Os segredos da magia
O que a bruxa ou mago das histórias têm em comum? Pode-se até estender a regra a outros seres fantásticos como fadas e duendes. O que têm em comum é a palavra. Há sempre uma palavra mágica para que o feitiço funcione. Uma palavra antiga, uma palavra de outra cultura, espécie, tempo ou dimensão. Um som fantástico que puxa as cordas da realidade ecoando o acorde das transformações. Com certa liberdade, é possível deduzir que o segredo da palavra mágica se estenda a outros seres mágicos, de outras culturas. Não escapa, sequer, a tardia mitologia cristã. Nela, o próprio criador faz uso da palavra mágica. “Faça-se a luz! E a luz se fez.”
A magia, então, pode-se deduzir, é algo diretamente ligado às palavras para diferentes culturas. Ligado à fantástica capacidade de comunicação do ser humano, que se desdobra como personagem radical na imagem-base dos seres fantásticos que mencionamos acima. Criaturas grandes ou pequenas, mas dotadas de duas pernas, dois braços, da capacidade de falar e dizer. E se é preciso ancorar a imaginação à realidade ao mencionar os frutos culturais da imaginação coletiva, também é possível tatear o mundo real ao percorrer o humano mundo das palavras sem abrir mão da magia.
É quando o viajante se dá conta que pisa os caminhos da etimologia, por exemplo, onde cada palavra cruzou a história do tempo para alcançar o presente. Chega com definição própria, mas com longa vida e com as torções que a realidade nos impõe. Do latim, do germânico, sabe-se lá de onde, traz uma longa vivência, e, como um genuíno local com traços estrangeiros, não precisa sequer adaptar-se a um mundo que já é seu, independente dos cabelos grossos e pretos, dos olhos claros e turvos, dos lábios carnudos, fortes, mágicos ou das fugidias matizes cutâneas.
Vide a brasileiríssima palavra “folclore”. Do inglês, folk, interior, e lore, conhecimento. O conhecimento do interior, com suas ervas, superstições, estórias, dogmas, segredos, temores, conselhos, exemplos e orientações. Mas por que caminhos seguimos nessa tortuosa história? Outro segredo do feitiço, do inglês, spell — que também significa soletrar, em tradução livre — é que o resultado do prodigioso ato é tão imprevisto quanto qualquer ação ou palavra crua da draconiana rotina de nossa espécie. Logo, não se trata de um deus ex machina, recurso literário onde lançamos mão do absurdo para resolver uma situação aparentemente impossível.

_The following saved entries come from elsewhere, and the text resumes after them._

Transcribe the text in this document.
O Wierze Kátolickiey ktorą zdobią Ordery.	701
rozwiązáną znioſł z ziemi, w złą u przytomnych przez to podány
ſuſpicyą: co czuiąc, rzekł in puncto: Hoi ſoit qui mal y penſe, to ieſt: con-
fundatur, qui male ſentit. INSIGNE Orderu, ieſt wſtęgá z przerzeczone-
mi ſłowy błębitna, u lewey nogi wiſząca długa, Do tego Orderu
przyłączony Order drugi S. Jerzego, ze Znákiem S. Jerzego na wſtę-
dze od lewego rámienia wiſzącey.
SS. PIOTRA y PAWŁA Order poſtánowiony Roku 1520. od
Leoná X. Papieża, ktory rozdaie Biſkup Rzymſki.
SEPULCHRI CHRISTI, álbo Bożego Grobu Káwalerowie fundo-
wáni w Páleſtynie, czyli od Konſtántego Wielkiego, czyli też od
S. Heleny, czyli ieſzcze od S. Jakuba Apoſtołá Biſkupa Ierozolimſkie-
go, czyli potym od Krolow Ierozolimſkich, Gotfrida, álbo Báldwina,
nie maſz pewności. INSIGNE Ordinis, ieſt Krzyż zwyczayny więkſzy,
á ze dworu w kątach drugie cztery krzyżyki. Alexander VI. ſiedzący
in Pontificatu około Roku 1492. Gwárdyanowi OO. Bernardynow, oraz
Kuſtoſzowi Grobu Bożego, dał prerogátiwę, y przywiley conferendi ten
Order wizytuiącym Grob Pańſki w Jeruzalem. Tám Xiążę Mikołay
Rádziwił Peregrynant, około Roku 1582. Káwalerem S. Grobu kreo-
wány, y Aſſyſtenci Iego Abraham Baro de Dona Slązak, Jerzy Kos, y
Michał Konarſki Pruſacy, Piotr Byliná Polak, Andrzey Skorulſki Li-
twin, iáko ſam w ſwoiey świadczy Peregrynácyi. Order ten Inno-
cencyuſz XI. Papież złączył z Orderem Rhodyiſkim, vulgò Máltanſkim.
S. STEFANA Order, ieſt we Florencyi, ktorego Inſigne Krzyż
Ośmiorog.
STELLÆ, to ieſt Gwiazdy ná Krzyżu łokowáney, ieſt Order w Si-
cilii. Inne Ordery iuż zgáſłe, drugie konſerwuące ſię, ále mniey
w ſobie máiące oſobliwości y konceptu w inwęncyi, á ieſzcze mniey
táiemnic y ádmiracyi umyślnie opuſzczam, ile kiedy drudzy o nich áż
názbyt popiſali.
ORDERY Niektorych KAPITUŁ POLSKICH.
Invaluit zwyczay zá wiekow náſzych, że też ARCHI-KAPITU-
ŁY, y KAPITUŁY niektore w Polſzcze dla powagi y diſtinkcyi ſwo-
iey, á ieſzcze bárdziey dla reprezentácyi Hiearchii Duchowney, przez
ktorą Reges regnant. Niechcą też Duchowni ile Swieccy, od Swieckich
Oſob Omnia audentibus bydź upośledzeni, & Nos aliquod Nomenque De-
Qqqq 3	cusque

Magia e palavra são honestas nessa situação. São imprevisíveis em seus resultados. Eis o segredo. Não há magia (spell) que dê completamente certo. É a nossa contribuição na cadeia do caos que nos rege. Mas, como os exóticos feiticeiros das fantasias, desastrados condutores do inesperado da sabedoria, aqueles que falam do coração seguem improvisando pelo caminho trôpego da vida. Um abismo, uma flor, um sorriso, uma dor. Falar é fazer. A palavra exibe o coração, o que há de mais sensível, e entendemos o mundo tão mutante quanto a mágica e as palavras. A melhor das mágicas tem âncora na realidade quando a mentira é ilusão medíocre de estelionatários.
Por isso é tão importante dizer. Rasgar o véu do mistério sabendo que a solução que a palavra trará virá com novos desafios. Por isso, pode-se falar de tantas formas, em enigmas, parlendas, prosas e poesias. O que o “avô” evoca? Como conjurar o “amor”? Porque é tão difícil bradar “não”, bradar “basta”, bradar “chega”? A palavra é chave. E se não dissermos a tempo o que precisamos, o molho de chaves se tornará cada vez mais cheio e pesado, com soluções para segredos que já não existem mais e de que nunca poderemos nos livrar.